A corneoscleral laceration may occur following blunt or penetrating ocular trauma. This eye injury may be sustained at work, during sports, following a motor vehicle accident, from airbag inflation, or in a brawl. The laceration may be the only injury. The uvea, the retina, or the vitreous may prolapse through the wound. Corneal or scleral tissue may be lost. A corneoscleral laceration is more likely to occur in an eye that has undergone a previous surgery, such as radial keratotomy or corneal transplantation.
The exact incidence of corneoscleral laceration in the United States is unknown, but the overall estimated rate of all eye injuries ranges from 8.2-13 per 1000 population. Eye injury rates are highest among individuals in their 20s, males, and whites.1,2
The incidence rate worldwide is unknown.
Predicting the visual outcome in patients with corneoscleral lacerations is difficult. The outcome is generally poor in patients who have poor visual acuity at presentation, in patients with delayed presentation, and in patients who sustain agricultural-related injuries.
Corneoscleral lacerations are more common in young men than in young women.
Corneoscleral lacerations are most common in young adults. Wound dehiscences after ocular surgery, such as cataract surgery and corneal transplantation, are most common in older patients.

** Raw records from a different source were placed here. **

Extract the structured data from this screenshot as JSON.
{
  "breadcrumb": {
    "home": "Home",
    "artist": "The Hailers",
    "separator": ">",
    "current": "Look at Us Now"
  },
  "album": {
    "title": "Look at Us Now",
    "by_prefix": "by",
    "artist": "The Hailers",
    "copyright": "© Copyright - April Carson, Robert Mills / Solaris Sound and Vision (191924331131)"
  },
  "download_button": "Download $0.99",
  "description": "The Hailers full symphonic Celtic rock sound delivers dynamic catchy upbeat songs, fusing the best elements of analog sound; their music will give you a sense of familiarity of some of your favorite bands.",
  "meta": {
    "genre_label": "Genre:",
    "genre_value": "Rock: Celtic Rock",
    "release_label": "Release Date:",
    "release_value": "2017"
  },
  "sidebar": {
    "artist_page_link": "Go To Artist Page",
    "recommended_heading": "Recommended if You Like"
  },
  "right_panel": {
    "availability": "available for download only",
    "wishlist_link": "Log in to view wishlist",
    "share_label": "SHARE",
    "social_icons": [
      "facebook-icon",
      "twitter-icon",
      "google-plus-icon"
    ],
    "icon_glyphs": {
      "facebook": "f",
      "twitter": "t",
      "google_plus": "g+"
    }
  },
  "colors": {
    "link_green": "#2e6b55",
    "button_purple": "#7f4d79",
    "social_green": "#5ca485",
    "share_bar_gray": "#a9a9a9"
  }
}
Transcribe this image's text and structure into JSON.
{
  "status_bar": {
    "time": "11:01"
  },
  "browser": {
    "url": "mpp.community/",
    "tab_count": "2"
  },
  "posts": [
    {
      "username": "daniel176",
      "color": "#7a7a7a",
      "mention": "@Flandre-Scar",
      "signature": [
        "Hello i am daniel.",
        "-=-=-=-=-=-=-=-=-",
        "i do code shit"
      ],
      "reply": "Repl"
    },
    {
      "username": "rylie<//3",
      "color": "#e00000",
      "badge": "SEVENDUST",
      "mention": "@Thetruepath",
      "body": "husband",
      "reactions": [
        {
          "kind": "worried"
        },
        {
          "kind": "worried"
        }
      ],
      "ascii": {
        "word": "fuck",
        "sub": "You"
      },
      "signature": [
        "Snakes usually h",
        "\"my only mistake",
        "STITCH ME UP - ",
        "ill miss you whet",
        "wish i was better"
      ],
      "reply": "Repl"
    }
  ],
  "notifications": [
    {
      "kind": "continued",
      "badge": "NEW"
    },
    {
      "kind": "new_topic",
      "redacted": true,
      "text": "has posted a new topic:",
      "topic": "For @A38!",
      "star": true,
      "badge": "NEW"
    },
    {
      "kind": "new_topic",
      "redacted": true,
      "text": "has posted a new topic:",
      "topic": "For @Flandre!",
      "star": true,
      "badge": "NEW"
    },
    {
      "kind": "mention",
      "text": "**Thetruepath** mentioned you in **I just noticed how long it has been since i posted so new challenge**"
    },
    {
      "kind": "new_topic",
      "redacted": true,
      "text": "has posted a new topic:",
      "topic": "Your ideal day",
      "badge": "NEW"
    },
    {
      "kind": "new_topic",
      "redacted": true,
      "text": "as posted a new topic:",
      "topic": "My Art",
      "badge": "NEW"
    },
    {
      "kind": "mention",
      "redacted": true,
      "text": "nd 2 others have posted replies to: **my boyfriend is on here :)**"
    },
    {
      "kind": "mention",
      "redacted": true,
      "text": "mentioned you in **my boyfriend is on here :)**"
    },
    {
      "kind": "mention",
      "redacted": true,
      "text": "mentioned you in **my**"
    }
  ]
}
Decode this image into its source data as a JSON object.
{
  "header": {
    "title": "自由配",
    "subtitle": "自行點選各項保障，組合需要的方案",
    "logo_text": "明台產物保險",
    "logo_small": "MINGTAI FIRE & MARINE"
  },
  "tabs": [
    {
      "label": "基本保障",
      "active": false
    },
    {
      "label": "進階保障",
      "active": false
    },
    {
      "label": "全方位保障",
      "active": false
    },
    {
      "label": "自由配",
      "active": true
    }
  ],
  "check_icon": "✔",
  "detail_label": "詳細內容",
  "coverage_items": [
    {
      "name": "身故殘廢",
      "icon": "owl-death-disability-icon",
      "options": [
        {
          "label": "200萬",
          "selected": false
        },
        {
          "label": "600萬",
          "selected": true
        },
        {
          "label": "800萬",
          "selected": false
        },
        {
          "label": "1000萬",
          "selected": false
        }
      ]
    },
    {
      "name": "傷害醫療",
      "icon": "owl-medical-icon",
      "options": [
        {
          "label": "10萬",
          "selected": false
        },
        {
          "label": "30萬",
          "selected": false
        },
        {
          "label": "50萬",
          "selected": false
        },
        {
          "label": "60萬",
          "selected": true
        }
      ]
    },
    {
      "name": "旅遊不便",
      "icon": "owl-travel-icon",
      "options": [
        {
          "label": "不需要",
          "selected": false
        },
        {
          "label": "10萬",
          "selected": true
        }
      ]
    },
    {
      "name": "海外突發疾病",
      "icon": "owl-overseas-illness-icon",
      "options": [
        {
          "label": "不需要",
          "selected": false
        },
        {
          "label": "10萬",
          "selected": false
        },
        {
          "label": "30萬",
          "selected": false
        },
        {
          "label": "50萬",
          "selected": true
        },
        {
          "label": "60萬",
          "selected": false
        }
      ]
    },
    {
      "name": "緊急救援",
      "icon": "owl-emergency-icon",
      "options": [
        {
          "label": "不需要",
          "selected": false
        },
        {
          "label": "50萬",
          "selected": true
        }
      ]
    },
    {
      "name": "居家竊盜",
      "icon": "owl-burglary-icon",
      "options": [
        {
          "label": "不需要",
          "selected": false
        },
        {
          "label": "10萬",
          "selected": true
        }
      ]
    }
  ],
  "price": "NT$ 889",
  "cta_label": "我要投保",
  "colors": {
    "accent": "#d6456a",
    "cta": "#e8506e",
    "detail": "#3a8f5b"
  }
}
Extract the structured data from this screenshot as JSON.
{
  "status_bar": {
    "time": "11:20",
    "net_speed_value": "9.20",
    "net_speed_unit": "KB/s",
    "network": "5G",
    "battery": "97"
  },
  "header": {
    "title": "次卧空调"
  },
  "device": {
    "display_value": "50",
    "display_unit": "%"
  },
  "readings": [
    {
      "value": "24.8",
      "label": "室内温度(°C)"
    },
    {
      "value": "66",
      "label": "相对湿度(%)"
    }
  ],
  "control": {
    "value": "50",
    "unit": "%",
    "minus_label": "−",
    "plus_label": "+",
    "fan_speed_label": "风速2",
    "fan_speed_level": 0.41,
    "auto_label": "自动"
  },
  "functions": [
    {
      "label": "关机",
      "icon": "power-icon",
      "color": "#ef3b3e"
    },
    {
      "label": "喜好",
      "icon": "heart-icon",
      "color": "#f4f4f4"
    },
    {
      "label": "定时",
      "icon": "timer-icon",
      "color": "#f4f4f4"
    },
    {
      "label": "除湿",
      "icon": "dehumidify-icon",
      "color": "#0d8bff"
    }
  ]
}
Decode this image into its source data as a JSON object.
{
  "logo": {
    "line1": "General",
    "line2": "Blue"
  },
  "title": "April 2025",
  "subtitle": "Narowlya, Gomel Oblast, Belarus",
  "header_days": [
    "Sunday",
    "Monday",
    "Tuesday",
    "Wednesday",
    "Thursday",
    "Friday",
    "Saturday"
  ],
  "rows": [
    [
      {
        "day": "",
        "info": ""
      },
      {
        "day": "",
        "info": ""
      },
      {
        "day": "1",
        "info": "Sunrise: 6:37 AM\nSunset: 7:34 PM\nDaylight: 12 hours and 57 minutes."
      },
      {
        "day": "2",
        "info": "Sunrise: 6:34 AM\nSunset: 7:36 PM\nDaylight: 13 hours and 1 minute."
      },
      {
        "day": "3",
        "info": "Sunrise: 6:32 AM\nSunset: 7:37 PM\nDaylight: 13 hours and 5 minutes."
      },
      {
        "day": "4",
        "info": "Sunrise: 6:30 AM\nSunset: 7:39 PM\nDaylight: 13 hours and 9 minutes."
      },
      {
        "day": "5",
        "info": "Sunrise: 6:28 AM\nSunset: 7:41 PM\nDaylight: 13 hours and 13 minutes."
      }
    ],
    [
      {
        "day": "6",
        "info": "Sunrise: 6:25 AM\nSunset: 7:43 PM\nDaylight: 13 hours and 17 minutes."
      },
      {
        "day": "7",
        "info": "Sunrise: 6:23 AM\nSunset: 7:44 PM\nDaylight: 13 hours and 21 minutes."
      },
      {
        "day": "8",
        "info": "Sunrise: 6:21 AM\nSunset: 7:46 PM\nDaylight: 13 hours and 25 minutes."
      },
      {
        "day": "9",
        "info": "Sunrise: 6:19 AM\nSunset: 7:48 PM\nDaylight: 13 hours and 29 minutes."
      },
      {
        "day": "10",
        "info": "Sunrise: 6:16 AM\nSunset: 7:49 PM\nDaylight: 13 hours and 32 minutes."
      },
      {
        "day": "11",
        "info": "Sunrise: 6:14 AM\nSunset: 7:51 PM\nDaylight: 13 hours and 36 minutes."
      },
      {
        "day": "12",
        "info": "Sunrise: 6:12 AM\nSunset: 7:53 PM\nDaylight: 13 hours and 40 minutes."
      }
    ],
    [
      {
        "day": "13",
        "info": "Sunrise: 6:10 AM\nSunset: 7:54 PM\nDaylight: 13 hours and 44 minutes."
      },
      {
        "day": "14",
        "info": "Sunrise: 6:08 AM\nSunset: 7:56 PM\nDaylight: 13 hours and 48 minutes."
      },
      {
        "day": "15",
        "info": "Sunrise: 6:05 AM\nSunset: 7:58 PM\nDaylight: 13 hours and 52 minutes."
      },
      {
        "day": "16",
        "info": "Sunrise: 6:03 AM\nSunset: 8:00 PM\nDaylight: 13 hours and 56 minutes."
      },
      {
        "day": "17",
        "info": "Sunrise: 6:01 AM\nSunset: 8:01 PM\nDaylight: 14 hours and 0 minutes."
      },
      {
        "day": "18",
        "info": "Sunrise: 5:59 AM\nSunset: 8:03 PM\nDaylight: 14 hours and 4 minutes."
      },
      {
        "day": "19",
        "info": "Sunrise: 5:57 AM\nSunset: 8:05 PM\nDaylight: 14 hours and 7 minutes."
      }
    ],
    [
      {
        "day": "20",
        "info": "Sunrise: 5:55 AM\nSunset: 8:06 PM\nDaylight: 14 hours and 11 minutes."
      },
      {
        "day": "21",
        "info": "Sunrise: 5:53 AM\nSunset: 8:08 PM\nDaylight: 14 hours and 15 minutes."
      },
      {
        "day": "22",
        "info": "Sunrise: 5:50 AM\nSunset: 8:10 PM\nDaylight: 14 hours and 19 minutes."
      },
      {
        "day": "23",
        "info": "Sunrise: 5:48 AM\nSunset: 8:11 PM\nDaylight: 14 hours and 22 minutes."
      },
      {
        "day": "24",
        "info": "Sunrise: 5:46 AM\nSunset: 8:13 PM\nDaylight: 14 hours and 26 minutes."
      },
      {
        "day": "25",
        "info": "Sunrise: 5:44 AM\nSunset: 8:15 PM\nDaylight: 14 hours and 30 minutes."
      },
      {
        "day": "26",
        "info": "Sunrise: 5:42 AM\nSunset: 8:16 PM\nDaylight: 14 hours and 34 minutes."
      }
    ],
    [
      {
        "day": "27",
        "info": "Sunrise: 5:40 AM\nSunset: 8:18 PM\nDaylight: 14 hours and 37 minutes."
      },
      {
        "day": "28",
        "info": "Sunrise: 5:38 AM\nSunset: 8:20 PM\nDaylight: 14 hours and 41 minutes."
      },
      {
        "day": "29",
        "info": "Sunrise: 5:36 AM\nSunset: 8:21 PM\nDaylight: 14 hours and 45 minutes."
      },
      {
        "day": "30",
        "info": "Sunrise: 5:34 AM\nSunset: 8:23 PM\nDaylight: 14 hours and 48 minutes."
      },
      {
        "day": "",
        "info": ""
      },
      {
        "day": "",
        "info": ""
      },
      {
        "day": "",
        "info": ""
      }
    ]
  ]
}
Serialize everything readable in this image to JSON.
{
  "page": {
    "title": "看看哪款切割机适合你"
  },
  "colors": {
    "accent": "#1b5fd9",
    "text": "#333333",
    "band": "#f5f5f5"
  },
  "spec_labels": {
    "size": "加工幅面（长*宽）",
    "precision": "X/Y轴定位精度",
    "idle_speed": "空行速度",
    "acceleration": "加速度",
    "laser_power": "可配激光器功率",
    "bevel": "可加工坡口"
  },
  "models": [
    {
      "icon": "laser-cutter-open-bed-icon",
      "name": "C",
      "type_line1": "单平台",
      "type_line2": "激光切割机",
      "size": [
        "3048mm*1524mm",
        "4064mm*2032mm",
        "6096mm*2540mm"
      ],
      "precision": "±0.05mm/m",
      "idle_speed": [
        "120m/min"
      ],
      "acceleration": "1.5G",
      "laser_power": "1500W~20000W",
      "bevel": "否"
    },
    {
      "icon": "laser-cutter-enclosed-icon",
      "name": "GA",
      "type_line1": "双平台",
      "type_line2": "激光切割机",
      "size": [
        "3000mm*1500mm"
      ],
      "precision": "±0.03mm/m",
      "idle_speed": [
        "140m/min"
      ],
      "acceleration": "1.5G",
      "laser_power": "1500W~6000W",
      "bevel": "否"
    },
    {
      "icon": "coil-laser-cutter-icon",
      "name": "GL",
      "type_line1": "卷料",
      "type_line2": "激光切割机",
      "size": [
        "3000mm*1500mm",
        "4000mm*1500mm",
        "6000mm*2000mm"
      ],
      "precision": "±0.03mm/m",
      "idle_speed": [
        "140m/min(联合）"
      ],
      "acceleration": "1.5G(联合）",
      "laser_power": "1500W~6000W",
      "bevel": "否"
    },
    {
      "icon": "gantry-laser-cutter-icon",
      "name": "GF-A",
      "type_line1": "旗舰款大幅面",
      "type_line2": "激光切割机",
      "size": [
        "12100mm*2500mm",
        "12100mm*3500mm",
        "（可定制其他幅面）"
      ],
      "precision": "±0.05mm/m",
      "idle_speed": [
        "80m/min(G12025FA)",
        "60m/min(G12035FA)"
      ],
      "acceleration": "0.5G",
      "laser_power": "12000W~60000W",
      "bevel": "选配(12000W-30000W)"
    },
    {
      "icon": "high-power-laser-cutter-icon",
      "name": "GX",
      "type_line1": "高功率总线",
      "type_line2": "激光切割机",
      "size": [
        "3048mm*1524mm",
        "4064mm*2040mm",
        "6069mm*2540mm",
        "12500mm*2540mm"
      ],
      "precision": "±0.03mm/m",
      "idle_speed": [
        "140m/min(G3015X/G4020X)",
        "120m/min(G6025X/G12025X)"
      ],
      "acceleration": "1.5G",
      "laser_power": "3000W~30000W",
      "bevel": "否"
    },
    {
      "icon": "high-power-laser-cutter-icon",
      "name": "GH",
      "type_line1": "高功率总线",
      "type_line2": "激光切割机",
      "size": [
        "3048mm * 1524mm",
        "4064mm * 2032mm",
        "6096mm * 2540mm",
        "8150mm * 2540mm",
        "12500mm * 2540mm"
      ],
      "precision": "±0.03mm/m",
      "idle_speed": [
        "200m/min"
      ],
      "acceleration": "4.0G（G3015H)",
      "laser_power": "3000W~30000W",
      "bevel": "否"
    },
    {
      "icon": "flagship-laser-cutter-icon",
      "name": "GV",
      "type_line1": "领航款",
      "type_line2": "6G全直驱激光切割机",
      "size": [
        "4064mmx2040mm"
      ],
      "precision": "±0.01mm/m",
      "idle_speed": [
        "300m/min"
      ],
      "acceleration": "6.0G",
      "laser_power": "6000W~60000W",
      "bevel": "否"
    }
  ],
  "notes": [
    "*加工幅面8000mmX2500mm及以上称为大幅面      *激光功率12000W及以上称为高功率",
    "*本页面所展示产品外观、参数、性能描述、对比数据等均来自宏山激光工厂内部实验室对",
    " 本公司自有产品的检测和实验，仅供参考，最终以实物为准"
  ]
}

Obtaining a thorough history about the traumatic event is important.
The place, the time, and the activity that caused the injury must be elicited. Events after the injury, including any first-aid measures, should also be noted.
Patients should be asked about their use of safety glasses in work-related eye injuries.
Patients should be queried about other injuries, especially head injuries. Even if patients deny them, they must be carefully evaluated for such injuries. Life-threatening injuries must be managed first.
Medical and surgical histories should be obtained. Immunization status for tetanus should be included.
Past ocular history is required in patients with corneoscleral injuries.
Dates and particulars of previous eye examinations or school vision screenings may help the physician in understanding the status of the eye prior to the trauma.
History of amblyopia (lazy eye), eye patching, and muscle surgery for strabismus must be ascertained.
Any previous trauma and/or eye surgery should also be included.
Patients should be asked about other symptoms, such as headache, eye pain, nausea, or vomiting.
A good history helps the physician in performing an appropriate physical examination.
In conscious and cooperative patients, visual acuity should be obtained.
Visual acuity at the bedside may be obtained with reading cards.
In the presence of ecchymosis and lid swelling, a wire speculum may be used after instilling topical anesthetics, but no external pressure should be placed on the eye.
The anterior segment is ideally examined with a slit lamp.
Pay particular attention to the corneoscleral laceration. The location and the length of the laceration should be noted.
If the intraocular contents prolapse through the laceration, the rest of the eye examination should be deferred and performed in the operating room.
Measurement of the intraocular pressure is also deferred because any pressure on the globe can result in extrusion of the intraocular contents.
The size and the shape of the pupil and its reaction should be checked. Whenever possible, the pupils should be checked for a relative afferent pupillary defect.
Confrontation visual fields must be assessed.
The fellow eye should be carefully evaluated, including a dilated fundus examination.
After a corneoscleral laceration is diagnosed, an eye shield is applied, and the head of the bed is elevated.
Pain, nausea, and vomiting must be appropriately managed.
A corneoscleral laceration may occur following blunt or penetrating ocular trauma. Patients who have undergone previous ocular surgery may develop a wound rupture with relatively mild trauma.